При виде незнакомого человека, двух сторожей с факелами, двух солдат и коменданта со шляпой в руках Дантес понял, в чем дело, и видя наконец случай воззвать к высшему начальству, бросился вперед, умоляюще сложив руки.
Солдаты тотчас скрестили штыки, вообразив, что заключенный бросился к инспектору с дурным умыслом.
Инспектор невольно отступил на шаг.
Дантес понял, что его выдали за опасного человека.
Тогда он придал своему взору столько кротости, сколько может вместить сердце человеческое, и смиренной мольбой, удивившей присутствующих, попытался тронуть сердце своего высокого посетителя.
Инспектор выслушал Дантеса до конца; потом повернулся к коменданту.
– Он кончит благочестием, – сказал он вполголоса, – он уже и сейчас склоняется к кротости и умиротворению. Видите, ему знаком страх; он отступил, увидев штыки, а ведь сумасшедший ни перед чем не отступает. Я по этому вопросу сделал очень любопытные наблюдения в Шарантоне.
Потом он обратился к заключенному:
– Короче говоря, о чем вы просите?
– Я прошу сказать мне, в чем мое преступление: прошу суда, прошу следствия, прошу, наконец, чтобы меня расстреляли, если я виновен, и чтобы меня выпустили на свободу, если я невиновен.
– Хорошо ли вас кормят? – спросил инспектор.
– Да. Вероятно. Не знаю. Но это не важно. Важно, и не только для меня, несчастного узника, но и для властей, творящих правосудие, и для короля, который нами правит, чтобы невиновный не стал жертвой подлого доноса и не умирал под замком, проклиная своих палачей.
– Вы сегодня очень смиренны, – сказал комендант, – вы не всегда были таким. Вы говорили совсем иначе, когда хотели убить сторожа.
– Это правда, – сказал Дантес, – и я от души прошу прощения у этого человека, который очень добр ко мне… Но что вы хотите? Я тогда был сумасшедший, бешеный.
– А теперь нет?
– Нет, тюрьма меня сломила, уничтожила. Я здесь уже так давно!
– Так давно?.. Когда же вас арестовали? – спросил инспектор.
– Двадцать восьмого февраля тысяча восемьсот пятнадцатого года, в два часа пополудни.
Инспектор принялся считать.
– Сегодня у нас тридцатое июля тысяча восемьсот шестнадцатого года. Что же вы говорите? Вы сидите в тюрьме всего семнадцать месяцев.

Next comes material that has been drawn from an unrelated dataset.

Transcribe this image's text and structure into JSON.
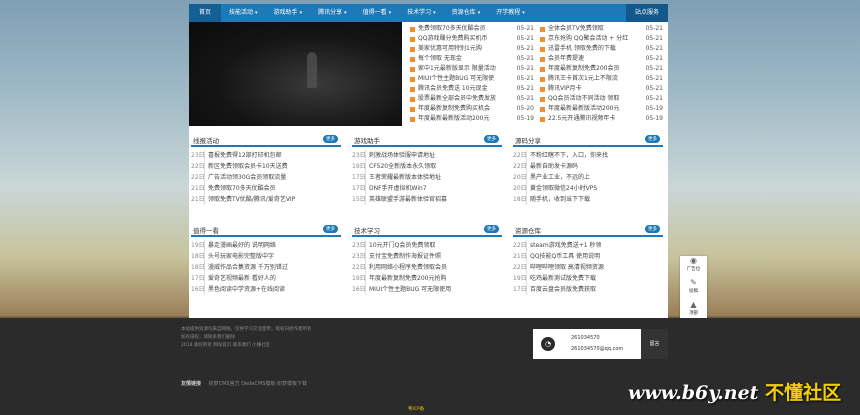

– Только семнадцать месяцев! – повторил Дантес. – Вы не знаете, что такое семнадцать месяцев тюрьмы, – это семнадцать лет, семнадцать веков! Особенно для того, кто, как я, был так близок к счастью, готовился жениться на любимой девушке, видел перед собою почетное поприще – и лишился всего; для кого лучезарный день сменился непроглядной ночью, кто видит, что будущность его погибла, кто не знает, любит ли его та, которую он любил, не ведает, жив ли его старик отец! Семнадцать месяцев тюрьмы для того, кто привык к морскому воздуху, к вольному простору, к необозримости, к бесконечности! Семнадцать месяцев тюрьмы! Это слишком много даже за те преступления, которые язык человеческий называет самыми гнусными именами. Так сжальтесь надо мною и испросите для меня – не снисхождения, а строгости, не милости, а суда; судей, судей прошу я; в судьях нельзя отказать обвиняемому.
– Хорошо, – сказал инспектор, – увидим.
Затем, обращаясь к коменданту, он сказал:
– В самом деле мне жаль этого беднягу. Когда вернемся наверх, вы покажете мне его дело.
– Разумеется, – отвечал комендант, – но боюсь, что вы там найдете самые неблагоприятные сведения о нем.
– Я знаю, – продолжал Дантес, – я знаю, что вы не можете освободить меня своей властью; но вы можете передать мою просьбу высшему начальству, вы можете произвести следствие, вы можете, наконец, предать меня суду. Суд! Вот все, чего я прошу; пусть мне скажут, какое я совершил преступление и к какому я присужден наказанию. Ведь неизвестность хуже всех казней в мире!
– Я наведу справки, – сказал инспектор.
– Я по голосу вашему слышу, что вы тронуты! – воскликнул Дантес. – Скажите мне, что я могу надеяться!
– Я не могу вам этого сказать, – отвечал инспектор, – я могу только обещать вам, что рассмотрю ваше дело.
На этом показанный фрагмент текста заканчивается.